À l’intérieur de chaque réacteur nucléaire, un orchestre invisible de particules est à l’œuvre. Les neutrons entrent en collision avec des atomes lourds, provoquant leur fission dans une réaction en chaîne qui alimente les villes, produit des isotopes médicaux et stimule l’innovation nucléaire. Afin de maintenir la stabilité de cette réaction et de mieux en comprendre l’impact, les scientifiques se concentrent sur des détecteurs sensibles mesurant le flux de neutrons.
Les Laboratoires nucléaires canadiens (LNC) ont commencé à explorer cette recherche en 2022 afin de mieux comprendre comment ces minuscules détecteurs peuvent offrir une technologie de surveillance des vibrations en temps réel, susceptible de transformer la façon dont les réacteurs sont entretenus et surveillés, ici, au Canada et partout dans le monde, améliorant ainsi la sécurité et la fiabilité de l’industrie nucléaire.
Cela dit, le concept de surveillance en temps réel n’est pas nouveau, l’idée ayant été conceptualisée dans les années 1970. Cette période de prospérité de la science nucléaire a vu le réacteur CANDU™ atteindre une échelle commerciale, illuminant l’Ontario avec les réacteurs de Pickering et de Kincardine, le réacteur ZED-2 au sein de son centre de recherche de Chalk River Laboratories (CRL), ainsi que les bases du diagnostic moderne des réacteurs et de la surveillance en ligne lors de sa création. Depuis lors, l’industrie nucléaire recourt à la surveillance conventionnelle des vibrations, un processus mené lors d’essais fonctionnels à chaud, avant même que la fission n’ait lieu.
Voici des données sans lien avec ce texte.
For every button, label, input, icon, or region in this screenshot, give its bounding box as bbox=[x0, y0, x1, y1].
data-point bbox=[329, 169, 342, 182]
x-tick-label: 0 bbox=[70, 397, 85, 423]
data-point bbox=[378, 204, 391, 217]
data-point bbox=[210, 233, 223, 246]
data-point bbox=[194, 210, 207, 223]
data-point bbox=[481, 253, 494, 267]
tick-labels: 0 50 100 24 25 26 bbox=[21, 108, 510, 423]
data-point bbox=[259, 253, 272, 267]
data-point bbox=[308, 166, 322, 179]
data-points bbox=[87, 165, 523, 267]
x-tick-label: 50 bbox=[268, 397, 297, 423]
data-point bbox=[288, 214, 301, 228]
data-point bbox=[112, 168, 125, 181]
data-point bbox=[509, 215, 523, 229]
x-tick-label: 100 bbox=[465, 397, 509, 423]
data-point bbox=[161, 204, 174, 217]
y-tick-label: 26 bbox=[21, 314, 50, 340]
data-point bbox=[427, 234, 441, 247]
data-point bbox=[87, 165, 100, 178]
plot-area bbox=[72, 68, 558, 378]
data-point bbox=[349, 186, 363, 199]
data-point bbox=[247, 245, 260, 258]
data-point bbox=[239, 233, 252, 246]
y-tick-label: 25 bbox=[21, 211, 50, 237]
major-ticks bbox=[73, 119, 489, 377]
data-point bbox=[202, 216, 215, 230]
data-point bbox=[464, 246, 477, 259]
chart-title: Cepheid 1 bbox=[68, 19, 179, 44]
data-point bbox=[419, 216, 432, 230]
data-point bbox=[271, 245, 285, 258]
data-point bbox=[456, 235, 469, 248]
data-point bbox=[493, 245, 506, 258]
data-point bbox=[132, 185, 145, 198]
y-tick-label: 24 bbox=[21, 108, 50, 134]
Qu’est-ce que les essais fonctionnels à chaud? Les essais fonctionnels à chaud font partie de la mise en service du réacteur lorsque les systèmes de refroidissement sont amenés à la température et à la pression de fonctionnement avant le démarrage, ce qui permet aux ingénieurs de vérifier les vibrations et les performances thermiques, sans qu’aucune réaction nucléaire ne se produise.
Aujourd’hui, des chercheurs tels que le Dr Salim El Bouzidi, ingénieur, et l’équipe de la section Dynamique, mesures et analyses de la division Ingénierie des fluides des LNC, grâce au financement du Plan de travail fédéral en science et technologie nucléaires d’Énergie atomique du Canada limitée (EACL), vont au-delà de cette méthode de surveillance conventionnelle et se lancent dans des expériences à l’intérieur des réacteurs qui permettront d’améliorer les techniques d’analyse du bruit neutronique pour la surveillance des vibrations.
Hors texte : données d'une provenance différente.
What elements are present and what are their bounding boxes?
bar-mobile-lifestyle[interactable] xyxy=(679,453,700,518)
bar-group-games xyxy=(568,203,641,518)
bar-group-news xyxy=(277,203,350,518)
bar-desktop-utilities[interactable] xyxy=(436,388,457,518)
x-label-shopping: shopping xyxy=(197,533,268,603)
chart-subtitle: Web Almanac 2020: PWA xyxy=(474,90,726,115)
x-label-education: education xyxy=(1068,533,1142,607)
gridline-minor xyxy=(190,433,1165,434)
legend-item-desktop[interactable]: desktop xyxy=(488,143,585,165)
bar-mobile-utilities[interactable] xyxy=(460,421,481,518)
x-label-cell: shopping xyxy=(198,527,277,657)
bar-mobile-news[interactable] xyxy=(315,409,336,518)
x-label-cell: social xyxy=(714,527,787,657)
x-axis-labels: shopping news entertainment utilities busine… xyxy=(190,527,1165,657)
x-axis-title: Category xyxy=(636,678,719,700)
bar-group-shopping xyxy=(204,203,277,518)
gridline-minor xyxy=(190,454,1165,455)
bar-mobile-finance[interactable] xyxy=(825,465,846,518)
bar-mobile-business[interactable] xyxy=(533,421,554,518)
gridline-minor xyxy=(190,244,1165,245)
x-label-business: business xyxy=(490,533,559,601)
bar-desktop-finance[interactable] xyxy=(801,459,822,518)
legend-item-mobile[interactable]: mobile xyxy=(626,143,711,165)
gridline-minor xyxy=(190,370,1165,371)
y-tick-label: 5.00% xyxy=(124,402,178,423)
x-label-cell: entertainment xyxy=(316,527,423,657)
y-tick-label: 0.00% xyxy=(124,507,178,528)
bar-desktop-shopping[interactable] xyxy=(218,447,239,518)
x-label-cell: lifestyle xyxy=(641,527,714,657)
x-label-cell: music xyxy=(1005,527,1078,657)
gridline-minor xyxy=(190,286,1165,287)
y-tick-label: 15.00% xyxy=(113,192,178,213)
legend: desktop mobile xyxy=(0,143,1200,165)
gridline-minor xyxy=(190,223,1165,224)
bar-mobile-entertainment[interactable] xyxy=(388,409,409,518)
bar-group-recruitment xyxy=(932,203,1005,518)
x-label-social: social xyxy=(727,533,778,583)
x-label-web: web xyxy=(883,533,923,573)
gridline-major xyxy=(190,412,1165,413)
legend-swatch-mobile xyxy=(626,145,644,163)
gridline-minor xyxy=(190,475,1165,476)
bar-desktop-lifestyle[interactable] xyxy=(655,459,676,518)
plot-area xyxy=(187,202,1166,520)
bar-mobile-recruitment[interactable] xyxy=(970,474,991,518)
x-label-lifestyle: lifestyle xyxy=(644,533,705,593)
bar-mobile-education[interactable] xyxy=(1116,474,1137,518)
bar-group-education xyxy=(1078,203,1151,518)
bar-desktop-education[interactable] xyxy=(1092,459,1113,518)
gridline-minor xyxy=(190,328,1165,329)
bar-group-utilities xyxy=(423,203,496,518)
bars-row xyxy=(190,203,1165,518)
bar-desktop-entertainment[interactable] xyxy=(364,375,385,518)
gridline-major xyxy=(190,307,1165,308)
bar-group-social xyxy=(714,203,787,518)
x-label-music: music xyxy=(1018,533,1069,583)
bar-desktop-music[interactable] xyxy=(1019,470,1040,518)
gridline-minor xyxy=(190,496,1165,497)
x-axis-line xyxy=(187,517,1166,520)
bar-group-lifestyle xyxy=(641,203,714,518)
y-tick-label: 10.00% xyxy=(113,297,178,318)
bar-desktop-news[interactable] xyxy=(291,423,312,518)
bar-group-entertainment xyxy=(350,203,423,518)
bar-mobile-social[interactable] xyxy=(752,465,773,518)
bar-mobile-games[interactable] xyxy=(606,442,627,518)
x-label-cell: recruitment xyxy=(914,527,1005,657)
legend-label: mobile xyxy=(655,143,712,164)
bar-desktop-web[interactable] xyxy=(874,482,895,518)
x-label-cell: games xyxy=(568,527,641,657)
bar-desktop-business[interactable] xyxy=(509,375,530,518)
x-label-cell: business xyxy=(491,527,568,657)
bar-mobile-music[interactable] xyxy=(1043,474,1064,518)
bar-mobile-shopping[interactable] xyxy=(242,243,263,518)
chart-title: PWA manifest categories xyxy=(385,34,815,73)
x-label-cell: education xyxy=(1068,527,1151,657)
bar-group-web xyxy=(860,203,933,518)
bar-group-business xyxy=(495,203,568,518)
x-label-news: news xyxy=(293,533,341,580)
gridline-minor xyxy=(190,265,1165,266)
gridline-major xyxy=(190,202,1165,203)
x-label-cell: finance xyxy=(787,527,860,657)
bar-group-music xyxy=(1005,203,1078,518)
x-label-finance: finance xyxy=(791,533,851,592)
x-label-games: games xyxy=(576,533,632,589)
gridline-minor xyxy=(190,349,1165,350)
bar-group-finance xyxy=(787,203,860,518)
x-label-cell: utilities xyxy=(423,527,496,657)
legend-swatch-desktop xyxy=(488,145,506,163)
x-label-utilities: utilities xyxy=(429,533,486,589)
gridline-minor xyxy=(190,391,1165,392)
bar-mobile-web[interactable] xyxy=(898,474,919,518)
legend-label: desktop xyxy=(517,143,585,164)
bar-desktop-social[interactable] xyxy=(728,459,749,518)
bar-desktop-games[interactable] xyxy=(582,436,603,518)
Le Dr El Bouzidi explique : « Nous voulons doter nos parcs de réacteurs d’une nouvelle capacité de surveillance, non seulement au début de la vie d’un réacteur, mais aussi à mesure qu’il vieillit et évolue. Un réacteur évolue, par exemple, les canaux de combustible s’allongent et les entretoises se déplacent au fil du temps pendant le fonctionnement du réacteur; si l’on y réfléchit bien, ce sont de véritables organismes vivants. »
En menant cette recherche et en explorant de nouvelles façons de surveiller les réacteurs, l’équipe des LNC créera une nouvelle génération de technologies capables de résister à long terme aux conditions difficiles qui prévalent dans un réacteur. À l’intérieur du réacteur, les pompes puissantes et les flux de liquide de refroidissement génèrent de subtiles vibrations susceptibles de révéler les premiers signes d’usure ou de contrainte mécanique. Il est essentiel de comprendre ces vibrations pour détecter les défaillances potentielles avant qu’elles ne se produisent; toutefois, les capteurs de vibrations conventionnels ne sont pas conçus pour résister longtemps aux rayonnements intenses et à la chaleur du cœur d’un réacteur. Les opérateurs n’ont donc aucun moyen de surveiller en continu le « rythme cardiaque » interne d’un réacteur pendant son fonctionnement. Les recherches de l’équipe visent à changer cela en explorant de nouvelles façons d’écouter et d’interpréter les signaux naturels à l’intérieur d’un réacteur, offrant ainsi une voie vers une détection plus précoce des problèmes, un fonctionnement plus sûr et une durée de vie plus longue des équipements.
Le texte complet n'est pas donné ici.